No país, existe uma Rede Brasileira de Ciência Cidadã (RBCC), que reúne representantes de instituições de pesquisa e cidadãos comuns interessados em contribuir com a ciência. 

Uma das instituições que integram a rede, o Instituto Nacional da Mata Atlântica (Inma), por exemplo, mantém o Programa Ciência Cidadã, que reúne vários projetos envolvendo cidadãos cientistas. 

A iniciativa, que conta com a contribuição de mais de 2.300 colaboradores, permitiu o mapeamento da ocorrência de 600 espécies da fauna do Espírito Santo, através de projetos como o Cantoria de Quintal, que estimula cidadãos a registrar a ocorrência de anfíbios em seus quintais, através de fotos, vídeos ou áudios.

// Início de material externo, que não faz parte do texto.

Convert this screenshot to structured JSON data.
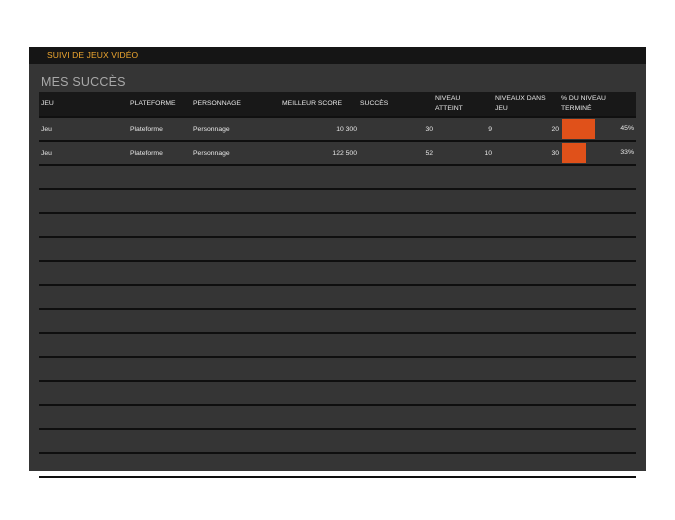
{
  "header": {
    "title": "SUIVI DE JEUX VIDÉO"
  },
  "section": {
    "title": "MES SUCCÈS"
  },
  "columns": {
    "game": "JEU",
    "platform": "PLATEFORME",
    "character": "PERSONNAGE",
    "best_score": "MEILLEUR SCORE",
    "success": "SUCCÈS",
    "level_reached_1": "NIVEAU",
    "level_reached_2": "ATTEINT",
    "levels_in_game_1": "NIVEAUX DANS",
    "levels_in_game_2": "JEU",
    "pct_done_1": "% DU NIVEAU",
    "pct_done_2": "TERMINÉ"
  },
  "rows": [
    {
      "game": "Jeu",
      "platform": "Plateforme",
      "character": "Personnage",
      "best_score": "10 300",
      "success": "30",
      "level_reached": "9",
      "levels_in_game": "20",
      "pct_label": "45%",
      "pct_value": 0.45
    },
    {
      "game": "Jeu",
      "platform": "Plateforme",
      "character": "Personnage",
      "best_score": "122 500",
      "success": "52",
      "level_reached": "10",
      "levels_in_game": "30",
      "pct_label": "33%",
      "pct_value": 0.33
    }
  ],
  "colors": {
    "bar": "#e0511a",
    "title": "#f0a830"
  }
}
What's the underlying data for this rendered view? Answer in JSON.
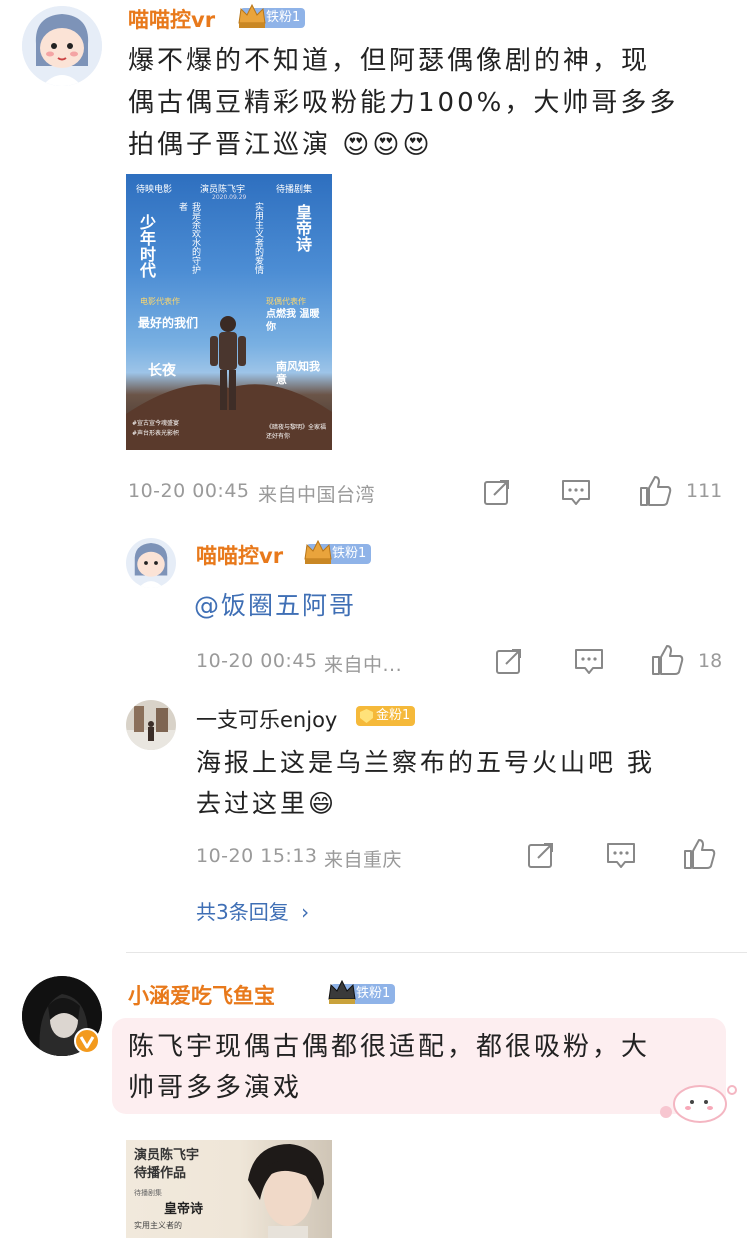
{
  "comments": [
    {
      "username": "喵喵控vr",
      "badge": "铁粉1",
      "text_lines": [
        "爆不爆的不知道，但阿瑟偶像剧的神，现",
        "偶古偶豆精彩吸粉能力100%，大帅哥多多",
        "拍偶子晋江巡演"
      ],
      "emojis": [
        "😍",
        "😍",
        "😍"
      ],
      "time": "10-20 00:45",
      "location": "来自中国台湾",
      "likes": "111",
      "poster": {
        "header_left": "待映电影",
        "header_center": "演员陈飞宇",
        "header_right": "待播剧集",
        "date": "2020.09.29",
        "title_left": "少年时代",
        "title_mid_left": "我是余欢水的守护者",
        "title_mid_right": "实用主义者的爱情",
        "title_right": "皇帝诗",
        "tag_left_1": "电影代表作",
        "tag_right_1": "现偶代表作",
        "work_left_1": "最好的我们",
        "work_right_1": "点燃我 温暖你",
        "work_left_2": "长夜",
        "work_right_2": "南风知我意",
        "foot_left_1": "#宣古宣今魂盛宴",
        "foot_left_2": "#声台形表光影帜",
        "foot_right": "《暗夜与黎明》全家福 还好有你"
      }
    }
  ],
  "replies": [
    {
      "username": "喵喵控vr",
      "badge": "铁粉1",
      "text": "@饭圈五阿哥",
      "time": "10-20 00:45",
      "location": "来自中...",
      "likes": "18"
    },
    {
      "username": "一支可乐enjoy",
      "badge": "金粉1",
      "text_lines": [
        "海报上这是乌兰察布的五号火山吧 我",
        "去过这里"
      ],
      "emoji": "😄",
      "time": "10-20 15:13",
      "location": "来自重庆"
    }
  ],
  "more_replies": "共3条回复",
  "comment2": {
    "username": "小涵爱吃飞鱼宝",
    "badge": "铁粉1",
    "text_lines": [
      "陈飞宇现偶古偶都很适配，都很吸粉，大",
      "帅哥多多演戏"
    ],
    "poster": {
      "line1": "演员陈飞宇",
      "line2": "待播作品",
      "line3": "待播剧集",
      "line4": "实用主义者的",
      "title": "皇帝诗"
    }
  },
  "colors": {
    "username": "#e8791b",
    "badge_iron": "#8fb3e8",
    "badge_gold": "#f5b93a",
    "meta": "#9a9a9a",
    "link": "#3f6fb5"
  },
  "icons": [
    "repost-icon",
    "comment-icon",
    "like-icon",
    "verified-icon",
    "crown-icon"
  ]
}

“O projeto Cantoria de Quintal incentiva o público a enviar arquivos, sobretudo sonoros, contemplando sapos, rãs e pererecas que habitam quintais ou arredores de residências. As gravações são realizadas e enviadas utilizando aparelhos celulares. O projeto foi criado há menos de três anos e já conta com quase 500 arquivos enviados por 120 colaboradores, incluindo espécies raras, ameaçadas de extinção, pouco conhecidas pela ciência, endêmicas da Mata Atlântica e registros inéditos para o município foco do projeto”, conta o pesquisador do Inma João Victor Lacerda.

O cientista cidadão funcionaria como uma extensão dos braços e olhos do pesquisador, amplificando o alcance da observação científica. “O cientista cidadão, muitas vezes, possibilita a coleta de dados em regiões remotas e/ou em quantidades que não seriam tão cedo atingidas por cientistas profissionais sem essa colaboração”, afirma Lacerda.

Mas, segundo o pesquisador, essa colaboração traz impactos positivos também para o cidadão comum.

“Engana-se quem enxerga a ciência cidadã como uma via de mão única em que o público é considerado um mero instrumento de coleta e envio de dados para atender a demandas científicas. Um projeto de ciência cidadã pode, por exemplo, beneficiar a população envolvendo-a diretamente na busca por compreensão e resolução de problemas locais, como monitoramento da qualidade da água, alteração do regime de incêndios, ou proliferação de pragas e insetos vetores de doenças”. 

Além disso, Lacerda explica, esse tipo de colaboração pode facilitar, para a população, a compreensão de como a ciência funciona, aumentando sua credibilidade junto ao cidadão comum. “Esse é um tema especialmente caro à humanidade moderna, sobretudo no Brasil, onde o negacionismo vem ganhando espaço e causando cada vez mais estragos”, completa.